Description du projet
L’opération de relocalisation a officiellement démarré en 2021, lorsque la Collectivité Territoriale de Saint-Pierre-et-Miquelon a inclus dans son Schéma Territorial d’Aménagement et d’Urbanisme un nouveau secteur, situé environ 20 mètres au-dessus du niveau moyen de la mer et à 1,5 kilomètre au sud du village actuel, dans le périmètre d’urbanisation de Miquelon-Langlade. Il s’agit du site revendiqué par la population lors de la manifestation de 2020.
Bien que Miquelon ait été épargné de justesse de l’ouragan Fiona en 2022, celui-ci a conduit les autorités à accélérer le processus de relocalisation du village. Cette dynamique s’est concrétisée le 19 janvier 2023 par la signature d’une charte d’engagement entre le maire, le président de la Collectivité Territoriale et le préfet de l'archipel. Six phases structurent le projet. La première, prévue d’ici 2026, vise la relocalisation de quinze premiers ménages ainsi que l’aménagement d’une zone refuge capable d’accueillir jusqu’à 300 personnes en cas d’événement climatique extrême. Cet objectif permettra d’obtenir des premiers résultats visibles d’ici 2026.
Choix d’aménagement du nouveau village
L’aménagement du nouveau village de Miquelon s’appuie sur une démarche participative de coconstruction afin d’imaginer un cadre de vie adapté aux besoins de la population. Dans cette optique, la commune s’est engagée dans la démarche d’Ateliers des Territoires, initiée par la Direction générale de l’aménagement, du logement et de la nature (DGALN) du ministère de la Transition écologique, de la Biodiversité, de la Forêt, de la Mer et de la Pêche. Quatre ateliers ont ainsi été menés par le cabinet d’architectes Alphaville durant l’année 2022 et 2023, permettant aux autorités locales et à la population d’élaborer des propositions d’aménagement de leur nouveau village.
Le projet met l’accent sur un aménagement durable et fonctionnel. Il prévoit notamment l’intégration de nouveaux sentiers dédiés à la mobilité douce. Au cœur du village, une place publique sera aménagée. Par ailleurs, les parcelles destinées aux habitations seront plus petites, en raison de normes environnementales plus strictes visant à limiter l’empreinte écologique de l’urbanisation.

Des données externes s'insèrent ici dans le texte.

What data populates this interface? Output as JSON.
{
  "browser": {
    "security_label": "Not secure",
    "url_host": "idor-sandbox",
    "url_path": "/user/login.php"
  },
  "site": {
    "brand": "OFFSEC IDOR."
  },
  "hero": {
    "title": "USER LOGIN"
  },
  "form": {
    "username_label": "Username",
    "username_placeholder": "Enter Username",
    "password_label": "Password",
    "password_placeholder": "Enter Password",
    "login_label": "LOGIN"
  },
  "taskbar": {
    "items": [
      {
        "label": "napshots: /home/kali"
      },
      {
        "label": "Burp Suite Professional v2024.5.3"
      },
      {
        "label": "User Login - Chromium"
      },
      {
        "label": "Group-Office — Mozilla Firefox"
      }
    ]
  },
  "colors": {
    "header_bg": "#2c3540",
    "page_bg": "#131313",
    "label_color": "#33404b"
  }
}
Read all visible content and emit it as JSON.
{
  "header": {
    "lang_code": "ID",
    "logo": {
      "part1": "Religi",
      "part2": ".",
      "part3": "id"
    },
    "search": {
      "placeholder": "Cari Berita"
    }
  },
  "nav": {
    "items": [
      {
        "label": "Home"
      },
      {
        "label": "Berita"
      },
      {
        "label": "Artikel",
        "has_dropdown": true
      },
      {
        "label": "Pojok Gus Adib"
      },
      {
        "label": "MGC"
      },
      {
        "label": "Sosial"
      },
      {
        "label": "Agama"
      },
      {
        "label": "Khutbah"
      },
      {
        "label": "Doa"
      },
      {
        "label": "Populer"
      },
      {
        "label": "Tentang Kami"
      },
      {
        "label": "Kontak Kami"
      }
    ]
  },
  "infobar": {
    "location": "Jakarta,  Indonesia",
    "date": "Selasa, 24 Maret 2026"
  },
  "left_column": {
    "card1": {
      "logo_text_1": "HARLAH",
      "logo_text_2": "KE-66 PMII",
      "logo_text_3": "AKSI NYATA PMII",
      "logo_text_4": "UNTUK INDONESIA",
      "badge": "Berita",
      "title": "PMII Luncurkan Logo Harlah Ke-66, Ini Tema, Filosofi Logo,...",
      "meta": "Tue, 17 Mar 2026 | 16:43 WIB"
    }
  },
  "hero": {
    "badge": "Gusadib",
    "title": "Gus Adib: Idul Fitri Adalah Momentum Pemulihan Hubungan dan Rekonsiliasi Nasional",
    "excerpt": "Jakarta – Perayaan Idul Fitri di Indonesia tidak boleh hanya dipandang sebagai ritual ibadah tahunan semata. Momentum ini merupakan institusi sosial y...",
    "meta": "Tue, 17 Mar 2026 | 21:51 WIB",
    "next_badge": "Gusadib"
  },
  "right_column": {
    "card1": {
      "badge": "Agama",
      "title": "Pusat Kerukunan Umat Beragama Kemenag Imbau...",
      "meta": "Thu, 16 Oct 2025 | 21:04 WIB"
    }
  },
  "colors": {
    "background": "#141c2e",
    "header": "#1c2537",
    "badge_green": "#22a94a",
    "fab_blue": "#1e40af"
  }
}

Afin de limiter le volume de déchets lié à la désurbanisation progressive du village actuel, qui constitue déjà un enjeu à Miquelon, la réutilisation des matériaux des bâtiments existants sera privilégiée. Le nouveau village abritera donc aussi bien de nouvelles constructions que des bâtiments reconstruits à partir de l’existant. Dans le village actuel, des démolitions auront donc lieu au fil du temps pour les bâtiments dont l’état se dégrade ou dont la rénovation serait trop lourde.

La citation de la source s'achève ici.